Expect the unexpected!
The entire string will be returned if the match is not found. Make sure that is handled. Also this pattern exists twice in the string. If the filename is malformed and only contains the last pattern, THAT will be returned. Is that ok? If not, the regex may need to be tweaked to ensure the occurrence of that pattern where it occurs at the end is never returned. Consider this:

{REGEX(Replace|acs_xyzl_abb_cndsD_11_AAP_pqrsty_2019_06_10_1_2019_06_18_1523.xlsx|.*?_(\d{4}_\d{2}_\d{2})_\d+_(\d{4}_\d{2}_\d{2}).*\.xlsx|$1)}

It will only return the first occurrence of the pattern, not the last one. (Note it's more complex then it has to be to meet this condition in order to work for the next examples). Remove a digit in the year of the first date. Put it back then change the $1 to $2. Make sure you know the specs of exactly what you need to return before building the regex as it can return the unexpected as well. Play around with the data a little and see what gets returned before using this in production.

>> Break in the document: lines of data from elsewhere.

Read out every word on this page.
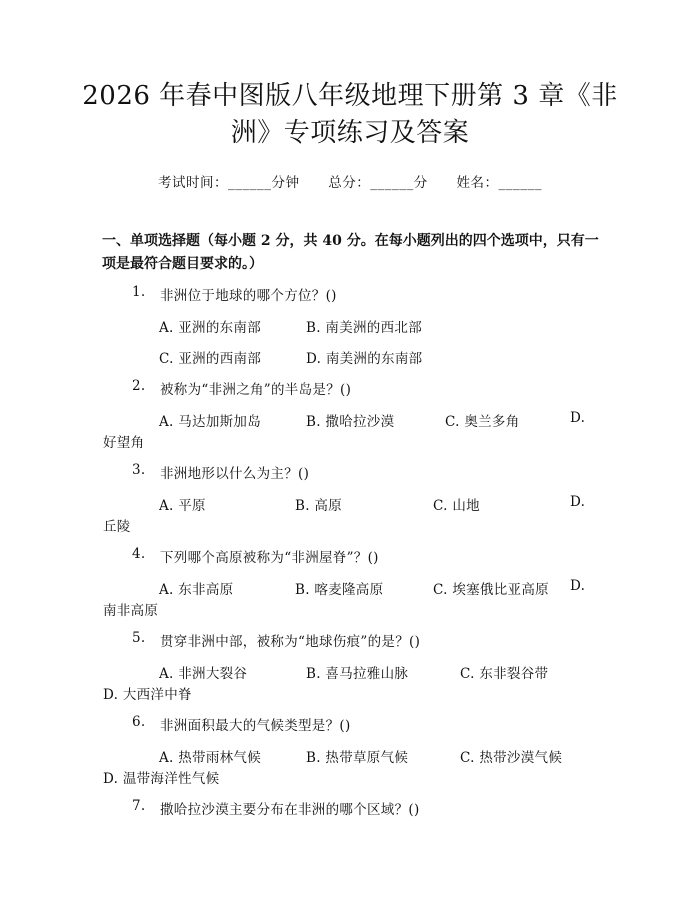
2026 年春中图版八年级地理下册第 3 章《非
洲》专项练习及答案
考试时间：______分钟      总分：______分      姓名：______
一、单项选择题（每小题 2 分，共 40 分。在每小题列出的四个选项中，只有一项是最符合题目要求的。）
1. 非洲位于地球的哪个方位？()
A. 亚洲的东南部	B. 南美洲的西北部
C. 亚洲的西南部	D. 南美洲的东南部
2. 被称为“非洲之角”的半岛是？()
A. 马达加斯加岛	B. 撒哈拉沙漠	C. 奥兰多角	D.
好望角
3. 非洲地形以什么为主？()
A. 平原	B. 高原	C. 山地	D.
丘陵
4. 下列哪个高原被称为“非洲屋脊”？()
A. 东非高原	B. 喀麦隆高原	C. 埃塞俄比亚高原 D.
南非高原
5. 贯穿非洲中部，被称为“地球伤痕”的是？()
A. 非洲大裂谷	B. 喜马拉雅山脉	C. 东非裂谷带
D. 大西洋中脊
6. 非洲面积最大的气候类型是？()
A. 热带雨林气候	B. 热带草原气候	C. 热带沙漠气候
D. 温带海洋性气候
7. 撒哈拉沙漠主要分布在非洲的哪个区域？()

Edited by user 2020-06-26T13:59:56Z | Reason: Not specified

Ujma
Paid support Topic Starter

2020-06-26T21:06:09Z

Hi Gary,

you are genius!, Regex one worked perfectly. Thank You So much, much appreciated.

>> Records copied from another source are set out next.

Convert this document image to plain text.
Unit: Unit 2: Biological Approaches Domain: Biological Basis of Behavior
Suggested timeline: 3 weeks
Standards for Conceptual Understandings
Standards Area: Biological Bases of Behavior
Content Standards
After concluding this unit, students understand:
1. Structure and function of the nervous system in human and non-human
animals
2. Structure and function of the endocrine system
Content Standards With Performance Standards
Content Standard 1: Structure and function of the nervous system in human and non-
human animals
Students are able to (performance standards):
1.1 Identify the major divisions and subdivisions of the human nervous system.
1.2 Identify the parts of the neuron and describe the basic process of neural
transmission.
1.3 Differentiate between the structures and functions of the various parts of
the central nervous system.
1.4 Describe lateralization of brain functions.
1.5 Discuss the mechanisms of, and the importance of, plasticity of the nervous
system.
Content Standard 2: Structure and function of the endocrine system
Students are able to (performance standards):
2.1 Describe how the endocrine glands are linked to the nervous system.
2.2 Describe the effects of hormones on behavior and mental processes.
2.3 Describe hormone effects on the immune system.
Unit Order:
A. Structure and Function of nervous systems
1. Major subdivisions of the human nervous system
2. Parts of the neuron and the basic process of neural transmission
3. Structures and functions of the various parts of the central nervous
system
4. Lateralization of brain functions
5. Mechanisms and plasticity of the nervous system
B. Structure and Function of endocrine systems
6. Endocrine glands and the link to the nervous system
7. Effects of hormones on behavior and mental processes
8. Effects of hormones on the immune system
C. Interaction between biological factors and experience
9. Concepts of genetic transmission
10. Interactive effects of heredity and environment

Ha ha ! and yes I am a person who document everything 🙂

Ujma
Paid support Topic Starter

2020-06-26T21:09:31Z

another question:

is there any function available in VisualCron that can convert "Month Name" to it's corresponding number ??

Gary_W
Free support

2020-06-26T21:19:06Z

aw shucks, thanks for the kind words. I've just been around a while :-)

Your should start a new topic with the new question. I don't think there's something built in but that does not mean it can't be done.

Build your own:

{REGEX(Replace|January,1,February,2,March,3,April,4,May,5,June,6,July,7,August,8,September,9,October,10,November,11,December,12|.*?(December),(\d+),?.*|$2)}

The Month name is in a group to make it easier to define where you need to define your month name.

Edited by user 2020-06-26T21:33:42Z | Reason: Not specified

Ujma
Paid support Topic Starter

2020-06-29T17:57:31Z

thanks for your response, I will give it a try.

bweston
Paid support

2020-06-30T21:55:22Z

Originally Posted by: Gary_W

aw shucks, thanks for the kind words. I've just been around a while :-)

Your should start a new topic with the new question. I don't think there's something built in...

Sure there is! ...or it can be abused to be, rather.

{DATEADD(Years|June|MMMM|0|MM)}

Gary_W
Free support

2020-07-01T13:44:45Z

Well that's one for the bag of tricks!